Friday, April 3, 2009

The Other Side

I have wanted to write this post since Valentine's Day and never gotten around to it; I think I am a little shy of talking about relationship-related matters still.

A year ago I refered to myself as "the eighteen-year-old who has never been on a date" and quite honestly I kind of prided myself on the title. That's a post in itself, how my views of the value of romance have shifted dramatically in the last year. You see, back then I hadn't been in love yet, to realize that yes, sometimes you are so happy that you giggle at everything, and that doesn't mean you're a silly fluffhead.

It's strange to think that back then I felt freer to talk about relationships than I do now. Back then I could talk to people who really wanted a boyfriend. You know, "Hey, I don't have one either, let's go eat chocolate together." I could talk to girls who were having relationship struggles because--well, because I'm a good listener and people like talking to me.

Now, though, I tend to feel very shy talking to my single friends (and most of my friends are single) because I'm not. I can't use my own life as an example of how you will be okay, because if you use my life as the example then you will find Prince Charming when you are 18 and 5 months; if you use my life as an example your best friend who you are in love with will love you back. And that doesn't always happen. Some people find Prince Charming when they are 25 or 35 or 60. Some people's best friends start dating somebody else, or decide that they are going to be priests.
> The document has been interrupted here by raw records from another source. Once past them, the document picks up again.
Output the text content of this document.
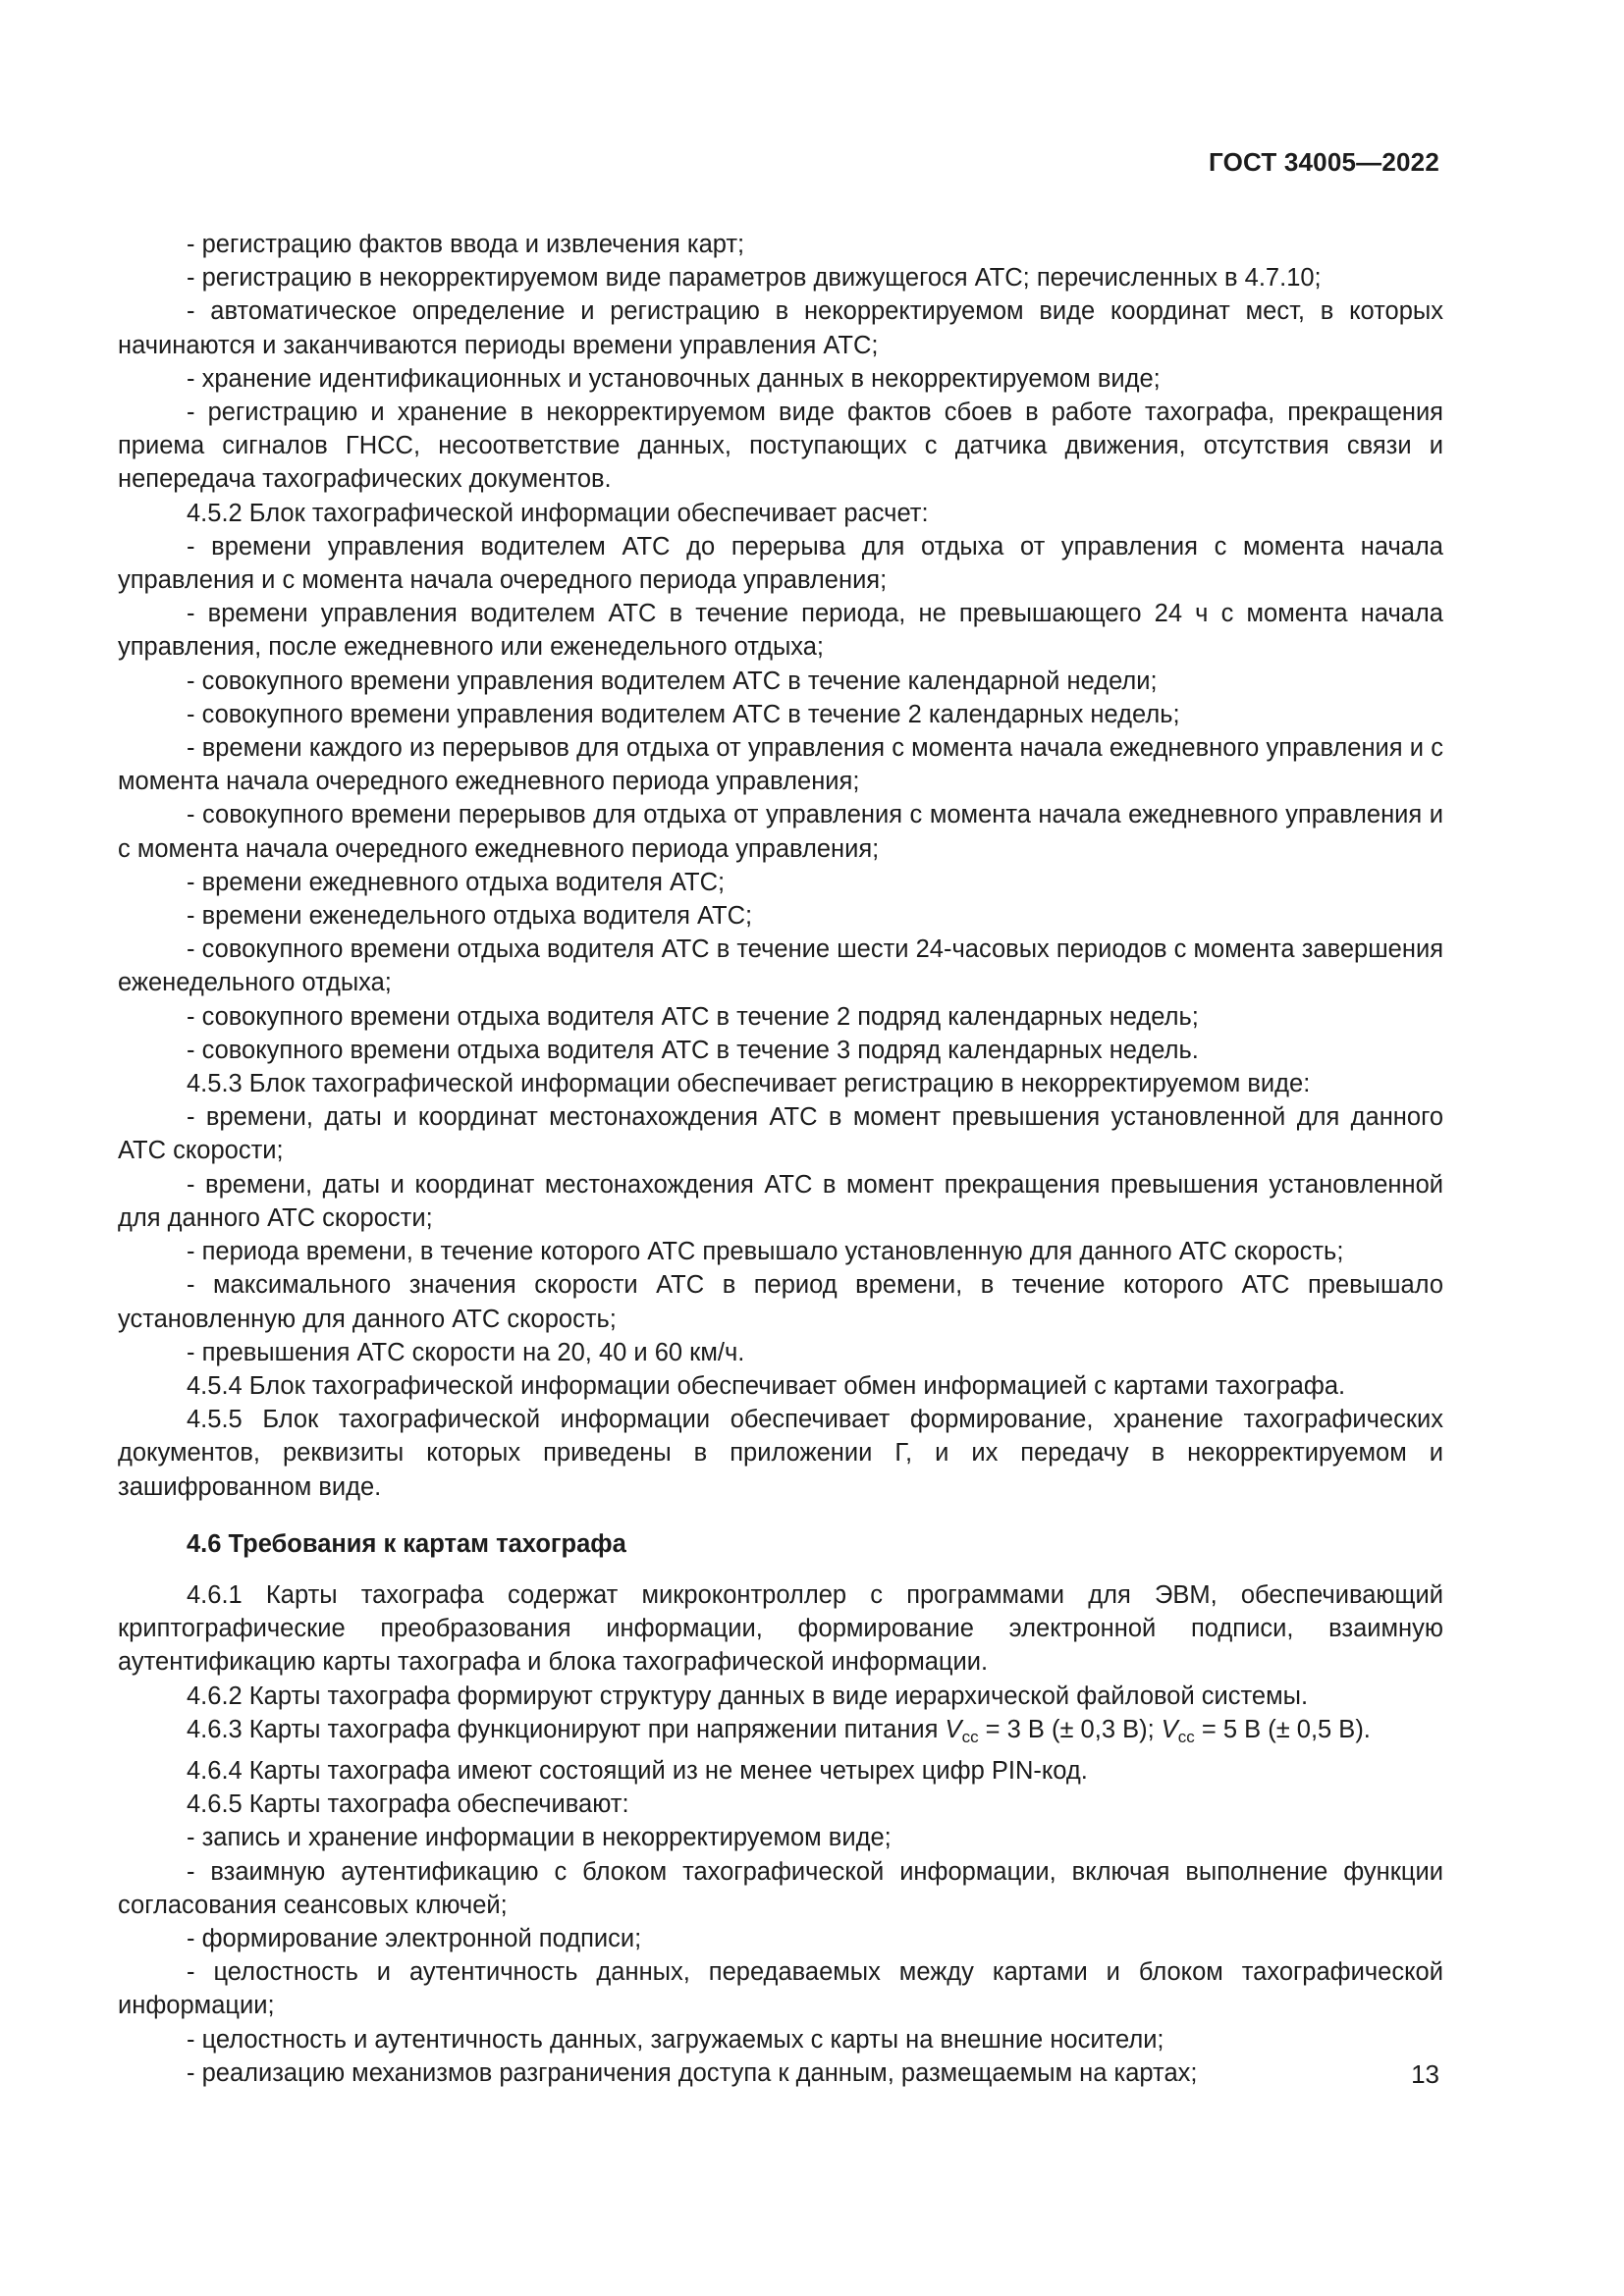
ГОСТ 34005—2022

- регистрацию фактов ввода и извлечения карт;

- регистрацию в некорректируемом виде параметров движущегося АТС; перечисленных в 4.7.10;

- автоматическое определение и регистрацию в некорректируемом виде координат мест, в которых начинаются и заканчиваются периоды времени управления АТС;

- хранение идентификационных и установочных данных в некорректируемом виде;

- регистрацию и хранение в некорректируемом виде фактов сбоев в работе тахографа, прекращения приема сигналов ГНСС, несоответствие данных, поступающих с датчика движения, отсутствия связи и непередача тахографических документов.

4.5.2 Блок тахографической информации обеспечивает расчет:

- времени управления водителем АТС до перерыва для отдыха от управления с момента начала управления и с момента начала очередного периода управления;

- времени управления водителем АТС в течение периода, не превышающего 24 ч с момента начала управления, после ежедневного или еженедельного отдыха;

- совокупного времени управления водителем АТС в течение календарной недели;

- совокупного времени управления водителем АТС в течение 2 календарных недель;

- времени каждого из перерывов для отдыха от управления с момента начала ежедневного управления и с момента начала очередного ежедневного периода управления;

- совокупного времени перерывов для отдыха от управления с момента начала ежедневного управления и с момента начала очередного ежедневного периода управления;

- времени ежедневного отдыха водителя АТС;

- времени еженедельного отдыха водителя АТС;

- совокупного времени отдыха водителя АТС в течение шести 24-часовых периодов с момента завершения еженедельного отдыха;

- совокупного времени отдыха водителя АТС в течение 2 подряд календарных недель;

- совокупного времени отдыха водителя АТС в течение 3 подряд календарных недель.

4.5.3 Блок тахографической информации обеспечивает регистрацию в некорректируемом виде:

- времени, даты и координат местонахождения АТС в момент превышения установленной для данного АТС скорости;

- времени, даты и координат местонахождения АТС в момент прекращения превышения установленной для данного АТС скорости;

- периода времени, в течение которого АТС превышало установленную для данного АТС скорость;

- максимального значения скорости АТС в период времени, в течение которого АТС превышало установленную для данного АТС скорость;

- превышения АТС скорости на 20, 40 и 60 км/ч.

4.5.4 Блок тахографической информации обеспечивает обмен информацией с картами тахографа.

4.5.5 Блок тахографической информации обеспечивает формирование, хранение тахографических документов, реквизиты которых приведены в приложении Г, и их передачу в некорректируемом и зашифрованном виде.

4.6 Требования к картам тахографа

4.6.1 Карты тахографа содержат микроконтроллер с программами для ЭВМ, обеспечивающий криптографические преобразования информации, формирование электронной подписи, взаимную аутентификацию карты тахографа и блока тахографической информации.

4.6.2 Карты тахографа формируют структуру данных в виде иерархической файловой системы.

4.6.3 Карты тахографа функционируют при напряжении питания Vcc = 3 В (± 0,3 В); Vcc = 5 В (± 0,5 В).

4.6.4 Карты тахографа имеют состоящий из не менее четырех цифр PIN-код.

4.6.5 Карты тахографа обеспечивают:

- запись и хранение информации в некорректируемом виде;

- взаимную аутентификацию с блоком тахографической информации, включая выполнение функции согласования сеансовых ключей;

- формирование электронной подписи;

- целостность и аутентичность данных, передаваемых между картами и блоком тахографической информации;

- целостность и аутентичность данных, загружаемых с карты на внешние носители;

- реализацию механизмов разграничения доступа к данным, размещаемым на картах;	13
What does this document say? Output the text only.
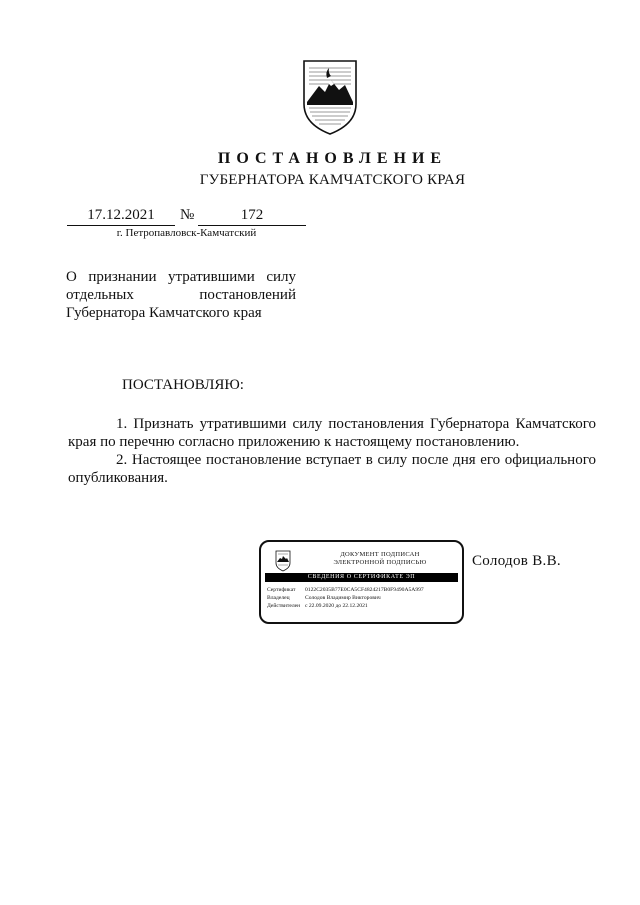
ПОСТАНОВЛЕНИЕ
ГУБЕРНАТОРА КАМЧАТСКОГО КРАЯ
17.12.2021	№	172
г. Петропавловск-Камчатский
О признании утратившими силу
отдельных постановлений
Губернатора Камчатского края
ПОСТАНОВЛЯЮ:

1. Признать утратившими силу постановления Губернатора Камчатского края по перечню согласно приложению к настоящему постановлению.

2. Настоящее постановление вступает в силу после дня его официального опубликования.

ДОКУМЕНТ ПОДПИСАН
ЭЛЕКТРОННОЙ ПОДПИСЬЮ
СВЕДЕНИЯ О СЕРТИФИКАТЕ ЭП
Сертификат	0122C2035B77E0CA5CF4824217B0F9490A5A997
Владелец	Солодов Владимир Викторович
Действителен с 22.09.2020 до 22.12.2021
Солодов В.В.
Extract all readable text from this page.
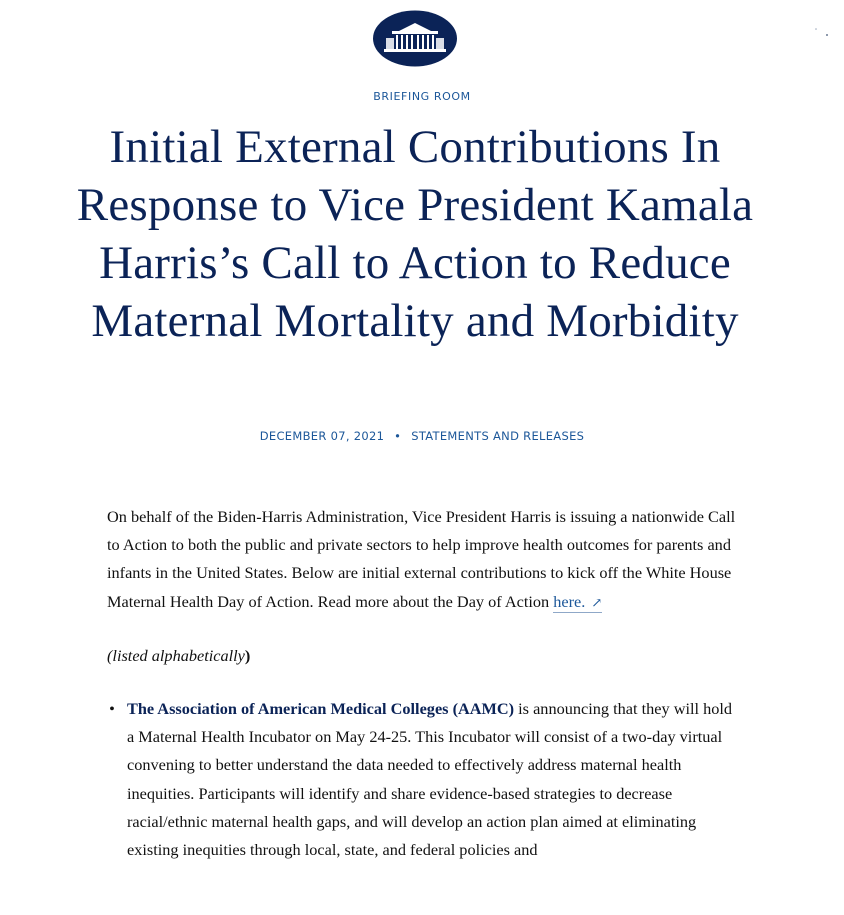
BRIEFING ROOM
Initial External Contributions In Response to Vice President Kamala Harris’s Call to Action to Reduce Maternal Mortality and Morbidity
DECEMBER 07, 2021 • STATEMENTS AND RELEASES

On behalf of the Biden-Harris Administration, Vice President Harris is issuing a nationwide Call to Action to both the public and private sectors to help improve health outcomes for parents and infants in the United States. Below are initial external contributions to kick off the White House Maternal Health Day of Action. Read more about the Day of Action here. ↗

(listed alphabetically)

• The Association of American Medical Colleges (AAMC) is announcing that they will hold a Maternal Health Incubator on May 24-25. This Incubator will consist of a two-day virtual convening to better understand the data needed to effectively address maternal health inequities. Participants will identify and share evidence-based strategies to decrease racial/ethnic maternal health gaps, and will develop an action plan aimed at eliminating existing inequities through local, state, and federal policies and
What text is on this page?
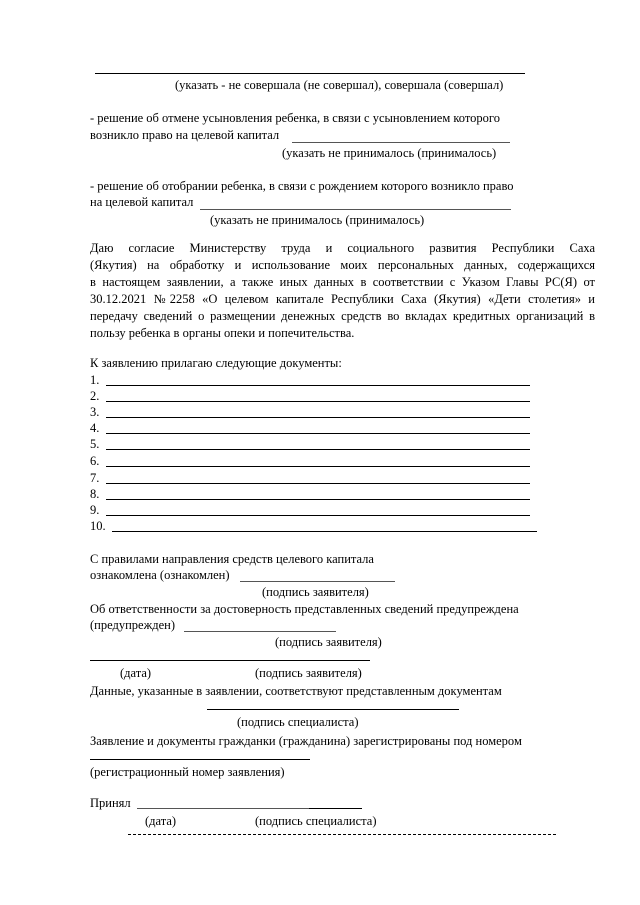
(указать - не совершала (не совершал), совершала (совершал)
- решение об отмене усыновления ребенка, в связи с усыновлением которого
возникло право на целевой капитал
(указать не принималось (принималось)
- решение об отобрании ребенка, в связи с рождением которого возникло право
на целевой капитал
(указать не принималось (принималось)
Даю согласие Министерству труда и социального развития Республики Саха
(Якутия) на обработку и использование моих персональных данных, содержащихся
в настоящем заявлении, а также иных данных в соответствии с Указом Главы РС(Я) от
30.12.2021 №2258 «О целевом капитале Республики Саха (Якутия) «Дети столетия» и
передачу сведений о размещении денежных средств во вкладах кредитных организаций в
пользу ребенка в органы опеки и попечительства.
К заявлению прилагаю следующие документы:
1.
2.
3.
4.
5.
6.
7.
8.
9.
10.
С правилами направления средств целевого капитала
ознакомлена (ознакомлен)
(подпись заявителя)
Об ответственности за достоверность представленных сведений предупреждена
(предупрежден)
(подпись заявителя)
(дата)	(подпись заявителя)
Данные, указанные в заявлении, соответствуют представленным документам
(подпись специалиста)
Заявление и документы гражданки (гражданина) зарегистрированы под номером
(регистрационный номер заявления)
Принял
(дата)	(подпись специалиста)
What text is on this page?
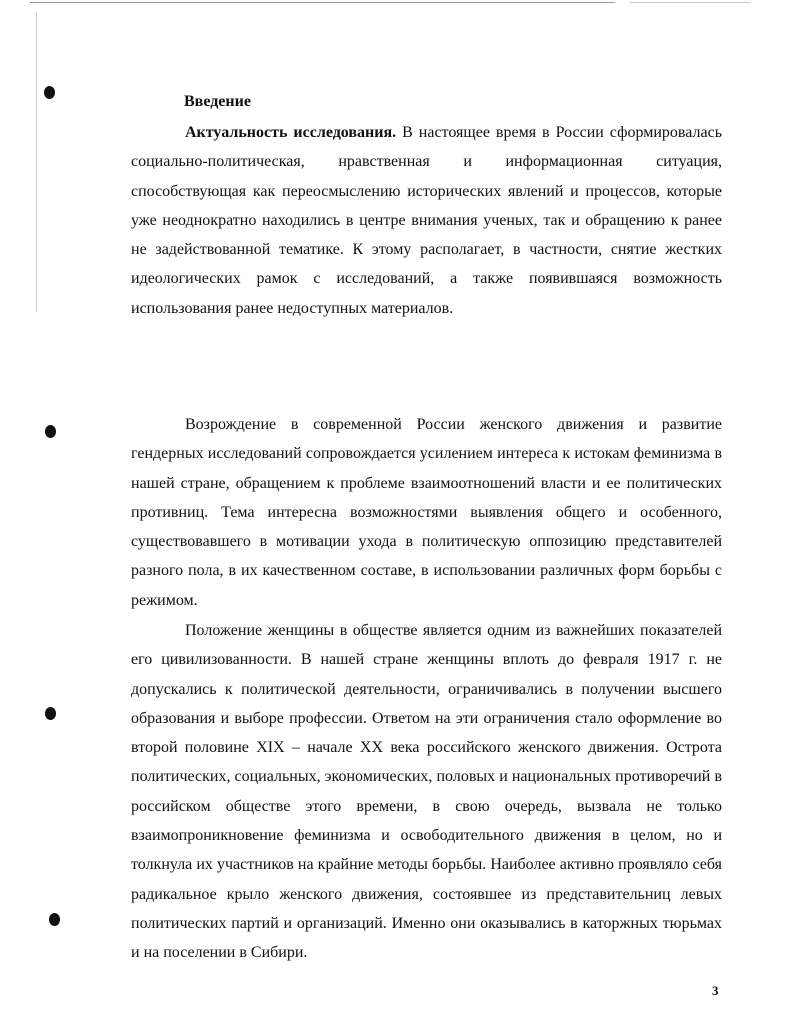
Введение

Актуальность исследования. В настоящее время в России сформировалась социально-политическая, нравственная и информационная ситуация, способствующая как переосмыслению исторических явлений и процессов, которые уже неоднократно находились в центре внимания ученых, так и обращению к ранее не задействованной тематике. К этому располагает, в частности, снятие жестких идеологических рамок с исследований, а также появившаяся возможность использования ранее недоступных материалов.

Возрождение в современной России женского движения и развитие гендерных исследований сопровождается усилением интереса к истокам феминизма в нашей стране, обращением к проблеме взаимоотношений власти и ее политических противниц. Тема интересна возможностями выявления общего и особенного, существовавшего в мотивации ухода в политическую оппозицию представителей разного пола, в их качественном составе, в использовании различных форм борьбы с режимом.

Положение женщины в обществе является одним из важнейших показателей его цивилизованности. В нашей стране женщины вплоть до февраля 1917 г. не допускались к политической деятельности, ограничивались в получении высшего образования и выборе профессии. Ответом на эти ограничения стало оформление во второй половине XIX – начале XX века российского женского движения. Острота политических, социальных, экономических, половых и национальных противоречий в российском обществе этого времени, в свою очередь, вызвала не только взаимопроникновение феминизма и освободительного движения в целом, но и толкнула их участников на крайние методы борьбы. Наиболее активно проявляло себя радикальное крыло женского движения, состоявшее из представительниц левых политических партий и организаций. Именно они оказывались в каторжных тюрьмах и на поселении в Сибири.

3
And I feel shy about talking to other people in relationships. How can I really, really sympathize with whatever struggle you're having while I have this lovely relationship with a wonderful person? Even if I told you that the relationship, lovely as it is, isn't unmitigated sunshine and roses, maybe you don't really want to hear about that. In fact, you probably don't. Because not every relationship survives the rough patches, and if I say, "Well, we had a really hard time once and survived" and your relationship dies...well, then here I am in the land where everything works out and there you are on the other side of the river, where relationships end and sometimes you don't get what you wish you had.

I don't know how to resolve this conundrum; I just know I don't want to become one of those dating/engaged/married people who never hangs out with single people. For now, I am trying to do what I've always been best at anyway--just listening.